Шестеро наших людей окружили четырех охранников и под конвоем повели их по соседней улице.

Конечно, ни в какую Управу их не конвоировали. Задача была проста – завести противника в лес, уничтожить, не привлекая внимания, и выходить затем на обусловленное место.

Дорога к Прохору Поддонному была открыта, и мы с Бычковым вошли в дом.

Автор Метрической системы спал так глубоко и так сладко, как может спать только младенец, чей мозг не отягощен никакими проблемами. Идеолог подложил пухлую ладонь под щеку, полными губами посасывал большой палец, и снилось ему, верно, что-то хорошее, наверняка из лучшей жизни.

Солдаты осторожно опустили на пол гроб, а Бычков, потрепав изменника по щеке, ударил его затем по темени ручкой пистолета. Поддонный пустил густую слюну и, не просыпаясь, потерял сознание.

– Не убил? – спросил я, когда Прохора подняли с кровати и положили в гроб на место брата.

– Нет, – обиделся Бычков. – Все профессионально.

Мертвого олигофрена уложили на налаженную перину и укрыли пуховым одеялом. Гроб вытащили из дома и, поставив его на телегу, тронулись в обратный путь.

Добрались до места без всяких приключений, соединившись по дороге с нашими солдатами, и через десять минут услышали шум приближающегося самолета.
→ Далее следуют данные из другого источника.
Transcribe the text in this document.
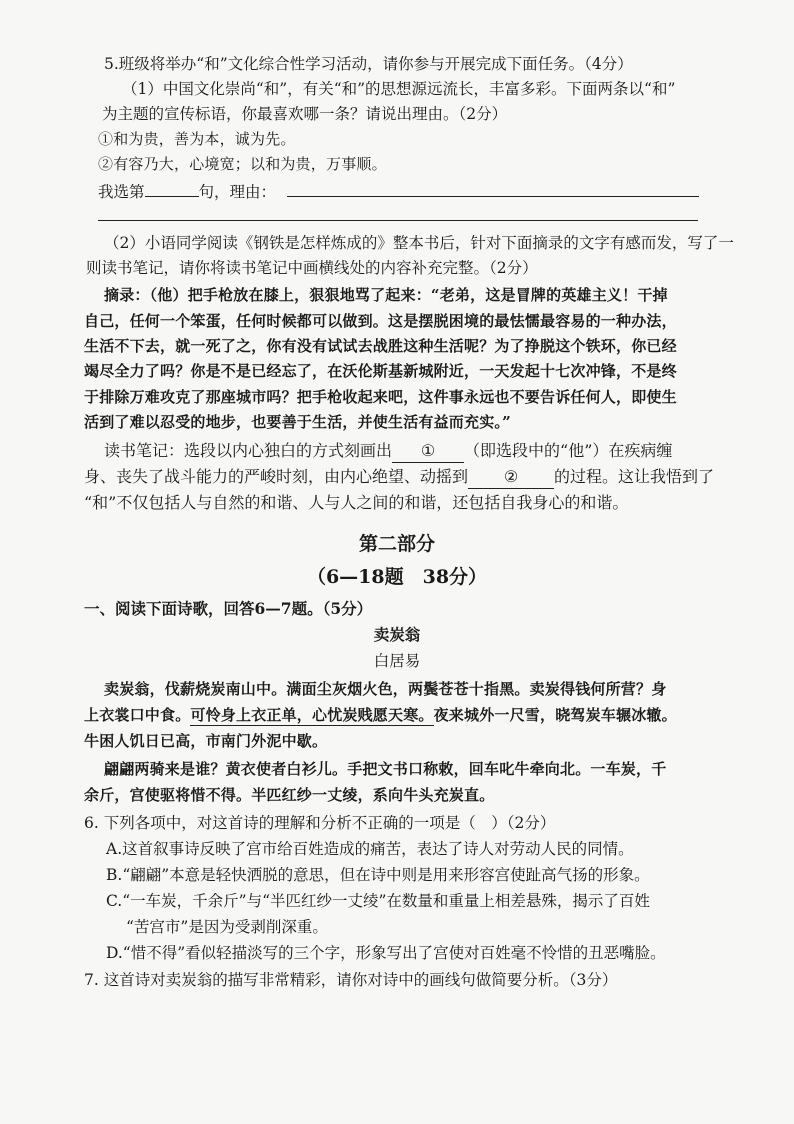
5.班级将举办“和”文化综合性学习活动，请你参与开展完成下面任务。（4分）
（1）中国文化崇尚“和”，有关“和”的思想源远流长，丰富多彩。下面两条以“和”
为主题的宣传标语，你最喜欢哪一条？请说出理由。（2分）
①和为贵，善为本，诚为先。
②有容乃大，心境宽；以和为贵，万事顺。
我选第	句，理由：
（2）小语同学阅读《钢铁是怎样炼成的》整本书后，针对下面摘录的文字有感而发，写了一
则读书笔记，请你将读书笔记中画横线处的内容补充完整。（2分）
摘录：（他）把手枪放在膝上，狠狠地骂了起来：“老弟，这是冒牌的英雄主义！干掉
自己，任何一个笨蛋，任何时候都可以做到。这是摆脱困境的最怯懦最容易的一种办法，
生活不下去，就一死了之，你有没有试试去战胜这种生活呢？为了挣脱这个铁环，你已经
竭尽全力了吗？你是不是已经忘了，在沃伦斯基新城附近，一天发起十七次冲锋，不是终
于排除万难攻克了那座城市吗？把手枪收起来吧，这件事永远也不要告诉任何人，即使生
活到了难以忍受的地步，也要善于生活，并使生活有益而充实。”
读书笔记：选段以内心独白的方式刻画出 ① （即选段中的“他”）在疾病缠
身、丧失了战斗能力的严峻时刻，由内心绝望、动摇到 ② 的过程。这让我悟到了
“和”不仅包括人与自然的和谐、人与人之间的和谐，还包括自我身心的和谐。
第二部分
（6—18题　38分）
一、阅读下面诗歌，回答6—7题。（5分）
卖炭翁
白居易
卖炭翁，伐薪烧炭南山中。满面尘灰烟火色，两鬓苍苍十指黑。卖炭得钱何所营？身
上衣裳口中食。可怜身上衣正单，心忧炭贱愿天寒。夜来城外一尺雪，晓驾炭车辗冰辙。
牛困人饥日已高，市南门外泥中歇。
翩翩两骑来是谁？黄衣使者白衫儿。手把文书口称敕，回车叱牛牵向北。一车炭，千
余斤，宫使驱将惜不得。半匹红纱一丈绫，系向牛头充炭直。
6. 下列各项中，对这首诗的理解和分析不正确的一项是（　）（2分）
A.这首叙事诗反映了宫市给百姓造成的痛苦，表达了诗人对劳动人民的同情。
B.“翩翩”本意是轻快洒脱的意思，但在诗中则是用来形容宫使趾高气扬的形象。
C.“一车炭，千余斤”与“半匹红纱一丈绫”在数量和重量上相差悬殊，揭示了百姓
“苦宫市”是因为受剥削深重。
D.“惜不得”看似轻描淡写的三个字，形象写出了宫使对百姓毫不怜惜的丑恶嘴脸。
7. 这首诗对卖炭翁的描写非常精彩，请你对诗中的画线句做简要分析。（3分）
Двенадцать человек встали в ряд, поддерживая бессознанное тело Поддонного, и, когда самолет проходил на малой скорости низко над землей, все одновременно присели, согнув колени, и были подхвачены огромной улавливающей сетью, которую через минуту втянула в кабину мощная лебедка.

– Ваше задание выполнено! – сообщил я по радио генерал-полковнику, когда мы отлетели от Завязи на приличное расстояние. – Прохор Поддонный, автор Метрической системы, изменник Родины, арестован!

– Спасибо, сынки! – услышал я в ответ растроганный голос командира. – Родина верила вам, сынки, и Родина в вас не ошиблась! Всем предоставляю десятидневный отпуск!

– А Героя? – вскричал Бычков.

Я отключил радио и ответил товарищу:

– Такие дела быстро не решаются. Вот прилетим в Москву, Поддонного будут судить, а уж потом решат наградной вопрос…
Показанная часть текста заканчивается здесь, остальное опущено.